Die erst 16-jährige Paszek schlug sich gegen die Weltranglisten-Erste und zweifache Titelverteidigerin Henin aber sehr gut, ehe sie sich mit 5:7, 1:6 geschlagen geben musste. Sie zeigte aber ihr großes Talent und ihren großen Kampfgeist.

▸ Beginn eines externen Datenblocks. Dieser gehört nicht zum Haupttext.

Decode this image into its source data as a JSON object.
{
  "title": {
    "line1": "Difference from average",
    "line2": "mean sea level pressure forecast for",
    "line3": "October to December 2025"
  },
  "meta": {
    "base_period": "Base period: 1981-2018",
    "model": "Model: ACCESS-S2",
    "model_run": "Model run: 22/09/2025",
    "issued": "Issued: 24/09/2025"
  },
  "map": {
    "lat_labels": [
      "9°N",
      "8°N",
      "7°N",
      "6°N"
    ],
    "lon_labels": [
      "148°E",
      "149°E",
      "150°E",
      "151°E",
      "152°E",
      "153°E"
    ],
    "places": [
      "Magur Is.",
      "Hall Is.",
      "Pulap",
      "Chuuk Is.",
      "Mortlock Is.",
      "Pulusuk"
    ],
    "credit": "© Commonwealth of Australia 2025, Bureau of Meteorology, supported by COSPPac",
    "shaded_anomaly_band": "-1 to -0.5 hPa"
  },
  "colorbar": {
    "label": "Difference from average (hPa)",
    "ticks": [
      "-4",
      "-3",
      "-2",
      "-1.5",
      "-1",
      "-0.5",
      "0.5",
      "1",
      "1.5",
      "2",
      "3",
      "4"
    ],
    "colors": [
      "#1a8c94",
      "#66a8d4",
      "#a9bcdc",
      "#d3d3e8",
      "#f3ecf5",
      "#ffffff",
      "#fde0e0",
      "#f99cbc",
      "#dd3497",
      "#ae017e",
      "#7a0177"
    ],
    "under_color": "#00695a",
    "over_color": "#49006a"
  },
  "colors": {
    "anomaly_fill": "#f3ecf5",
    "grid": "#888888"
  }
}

Nervosität am Beginn auf dem großen Court Suzanne Lenglen gegen die zweifache Titelverteidigerin antreten zu müssen war wohl die Hauptursache für das rasche 0:5 im ersten Satz. Dann fing sich Paszek aber und zeigte wirklich im Rest des Satzes Weltklasse-Tennis: Wie sollte man sonst fünf Games in Folge gegen Henin erklären? Insgesamt vier Bälle zum Tie-Break vergab Paszek danach, der Verlust von Satz 1 war die Entscheidung. 

Bammer stürmt in Runde drei
Sybille Bammer -  als Nummer 20 gesetzte - fertigte die ukrainische Qualifikantin Olga Sawtschuk in 61 Minuten mit 6:0, 6:2 ab und trifft nun am Freitag entweder auf die Chinesin Na Li (Nr. 16) oder die Französin Pauline Parmentier. Eine dritte Runde bei einem Tennis-Major hatte Bammer zuvor bei den Australian Open und in Wimbledon (jeweils 2006) erreicht. Die Weltranglisten-25. nahm dies nicht selbstverständlich auf: "Ich freue mich riesig", meinte sie bescheiden. "Ich kann jetzt befreiter spielen."

Die einzige Mutter in den Top 100 hat auch gute Chancen auf das Achtelfinale. "Ich steigere mich oft mit dem Gegner, ich kann sicher aggressiver spielen als in den vergangenen Tagen und den Aufschlag aktiver einsetzen", hofft sie.

Melzer verliert gegen seinen Angstgegner
Melzer unterlag seinem "Angstgegner" Juan Monaco in drei Sätzen glatt mit 2:6, 3:6, 2:6, Koubek wehrte sich gegen Juan Carlos Ferrero, verlor aber auch ohne Satzgewinn 4:6, 5:7, 3:6, und auch für Werner Eschauer war gegen den Weltranglisten-Vierten Nikolaj Dawidenko nicht viel zu holen. Der 33-Jährige musste sich mit 5:7, 3:6 und 1:6 beugen.

"Der spielt derzeit einfach zu gut für mich, auch wenn ich hundertprozentig fit gewesen wäre, hätte ich verloren", meinte der zuletzt stark verkühlte Melzer sportlich. Er habe alles versucht, aber "der ist einfach besser. Aber ich wünsche ihn mir auf Rasen", hofft er auf eine Revanche.

Roddick und Gonzalez in Paris bereits out
Während die beiden großen Favoriten Roger Federer und Rafael Nadal am endlich regenfreien dritten Tag der French Open mit sicheren Drei-Satz-Siegen weitergekommen sind, gab es auch zwei faustdicke Überraschungen: Der als Nummer 3 gesetzte Andy Roddick und die Nummer 5, Sandplatzspezialist Fernando Gonzalez, mussten sich gleich zum Auftakt des Grand-Slam-Turnieres geschlagen geben.

Gonzalez machte gegen den Tschechen Radek Stepanek gar nur acht Games. Sein Paris-Viertelfinale von 2003 bleibt sein bestes Resultat hier. Ansonsten kam er in bisher sieben Versuchen nicht über die dritte Runde hinaus.

Roddick unterlag dem Russen Igor Andrejew mit 6:3, 4:6, 3:6, 4:6. Der US-Amerikaner kann mit seiner bisherigen Bilanz in Roland Garros nicht zufrieden sein: Bei seinem insgesamt siebenten Auftritt setzte es (wie im Vorjahr) schon die vierte Erstrunden-Niederlage für Roddick.